Il y a deux cas de figure. Le premier, c'est une pandémie dont on ne contrôle pas le développement, comme la peste au Moyen Age. Là, il y a un risque de dictature, mais ce serait une dictature du sauve-qui-peut. La contamination est telle que l'on va prendre des mesures qui vont au-delà de la loi. Par exemple, faire exécuter tous les malades pour permettre aux autres de survivre.
L'autre possibilité, c'est que la pandémie offre l'opportunité à un pouvoir de prendre le contrôle total en en profitant pour suspendre le Parlement et toutes les lois. Pour que cela puisse se produire, il faudrait évidemment que la crise soit suffisamment sérieuse. Mais vous savez, ce cas de figure s'est, en partie, joué après la Seconde guerre mondiale. Il a fallu attendre 1949 et une initiative populaire pour que le Conseil fédéral accepte de renoncer à ses pleins pouvoirs.
C'est une situation que l'on doit redouter à la fin de la pandémie?
Le risque existe. Tout le problème, cela va être l'interprétation de quand est-ce que la pandémie est terminée. On voit que c'est très cyclique, les chiffres diminuent, puis réaugmentent. Si on doit vivre sur le long terme avec le Covid, est-ce qu'on doit continuer à avoir des mesures exceptionnelles? C'est là où il pourrait y avoir une contestation avec des interprétations différentes.
Dans le langage, il y a un glissement de «c'est une dictature sanitaire» à «nous vivons en dictature» puis à «Berset, c'est Hitler». Vous mettez ces trois arguments sur le même niveau?

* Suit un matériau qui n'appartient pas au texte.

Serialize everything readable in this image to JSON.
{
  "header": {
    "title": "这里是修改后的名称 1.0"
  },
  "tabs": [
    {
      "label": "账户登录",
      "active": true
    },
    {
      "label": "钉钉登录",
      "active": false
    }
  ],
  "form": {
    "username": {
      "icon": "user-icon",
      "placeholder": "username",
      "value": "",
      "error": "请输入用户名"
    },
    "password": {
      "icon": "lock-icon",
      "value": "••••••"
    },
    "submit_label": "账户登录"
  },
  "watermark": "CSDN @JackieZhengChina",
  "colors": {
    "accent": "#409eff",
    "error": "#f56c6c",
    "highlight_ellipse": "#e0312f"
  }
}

Probablement pas. Concernant la dictature sanitaire, il y a une partie de la population qui peut accéder à cette idée que les mesures sanitaires exceptionnelles ne se justifient plus. En revanche, quand on parle de dictature ou qu'on compare Alain Berset à Hitler, là on est dans le dérapage. Aujourd'hui, on a une interprétation du terme de dictateur qui s'est réduite.
Est-ce que l'utilisation de mots comme «Hitler» ou «dictature» ne décrédibilisent pas le discours des opposants aux mesures qui ont pourtant des doutes légitimes à faire valoir?
C'est une bonne question. Lorsque un mouvement est très minoritaire, il a intérêt à durcir le trait, à se montrer extrémiste pour faire passer son point de vue. Tout le débat est de savoir jusqu'où on peut utiliser l'outrance pour avoir voix au chapitre. Dès lors que l'on gagne en crédibilité, on ne peut plus tenir ce genre de discours, on se décrédibilise très vite.
Pourquoi fait-on aussi souvent référence à Hitler et la guerre de 39-45 quand on doit défendre nos libertés?
Parce que c'est un traumatisme extrêmement profond, en tout cas en Europe, qui a remis en question la base existentielle de notre continent. Avec cette situation étonnante d'un homme qui est sorti du peuple pour imposer sa vérité. Une vérité qui a tué beaucoup de gens et qui a monté une partie de l'Europe contre l'autre. Aujourd'hui, on sait, collectivement, ce qui n'est plus acceptable, ce qu'on ne veut plus. Et, de ce point de vue là, Hitler représente le mal absolu. Donc, quand vous voulez décrédibiliser quelqu'un, vous l'associez à Hitler.
Ce sont nos peurs liées à cette Histoire qui nous font tout de suite envisager le pire et utiliser ces termes?
Ce n'est pas tant la crainte de l'Histoire, c'est surtout la capacité à rassembler derrière cette image. Le grand public a toujours la peur que ces mouvements renaissent. Donc, pour condamner son adversaire, on utilise cette caricature qui est beaucoup plus parlante et qui aura tout de suite un impact.